神戸のラジオ局・ラジオ関西のAM放送(558kHz)の電波は、主に近畿地方で受信することができ、深夜など、時間帯によっては東京や広島などでも聴くことができます。

そのなかで、8千キロ(km)以上離れた「スウェーデン」在住のリスナーから、「(2023年)11月1日の24時に、放送を受信した」という受信報告がラジオ関西に届いたのです。

このようなラジオの長距離受信には、「電離層」という地球の大気の層の状態が関係しています。この電離層で電波を反射し“偶然にも”普段は届かないような遠い場所までラジオの電波が届くことがあります。

鹿児島工業高等専門学校が運営する「宇宙天気ニュース」と呼ぶサイトでは、太陽活動と地球の電離層の状態などについて、科学的な観測や予測を提供しています。同サイトでは太陽風(太陽から噴き出る「プラズマ」と呼ぶ電気を帯びた粒子の嵐)の様子を、地球の手前150kmにある米国の衛星DSCOVR(ディスカバー)が観測した数字として見ることができます。

この数値を見ると、地球の電離層の状態をある程度推測することができます。スウェーデンから日本のラジオが聞こえたという2023年11月1日の深夜24時は、太陽風の速度が高く、多数のプラズマが地球の電離層へ届いている状態でした。この大気の状態は「電波が飛びやすい」と言われています。

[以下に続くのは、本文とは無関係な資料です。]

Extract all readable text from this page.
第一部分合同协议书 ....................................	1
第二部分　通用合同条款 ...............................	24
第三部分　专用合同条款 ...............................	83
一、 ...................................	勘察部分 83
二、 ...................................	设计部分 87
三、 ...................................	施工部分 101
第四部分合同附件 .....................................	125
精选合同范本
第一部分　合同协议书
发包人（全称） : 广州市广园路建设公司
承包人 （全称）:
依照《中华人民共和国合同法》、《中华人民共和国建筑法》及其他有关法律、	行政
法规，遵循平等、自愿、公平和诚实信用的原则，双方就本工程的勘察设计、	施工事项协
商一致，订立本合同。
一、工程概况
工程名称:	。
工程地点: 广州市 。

この時間の太陽風の速度は470km/s(秒速)に達し、前後24時間では比較的高い速度でした。ただし、特に速かったわけではないようです(より高速な時は600~700km/sに達します)。なお、翌日の平常時は300km/s程度まで落ちました。

また電波を受信した時の日本は深夜24時ですが、スウェーデンは日没が近づく午後3時頃。そのため日本とスウェーデンでは電波を反射する電離層の高さや状態が変わります。これらの偶然が重なり、ラジオ関西の放送電波がスウェーデンへ到達しやすくなったと思われます。

このような状況になるタイミングは、めったに起こりえないかもしれませんし、明日また起きるかもしれません。目に見えない電波には不思議が多いのです。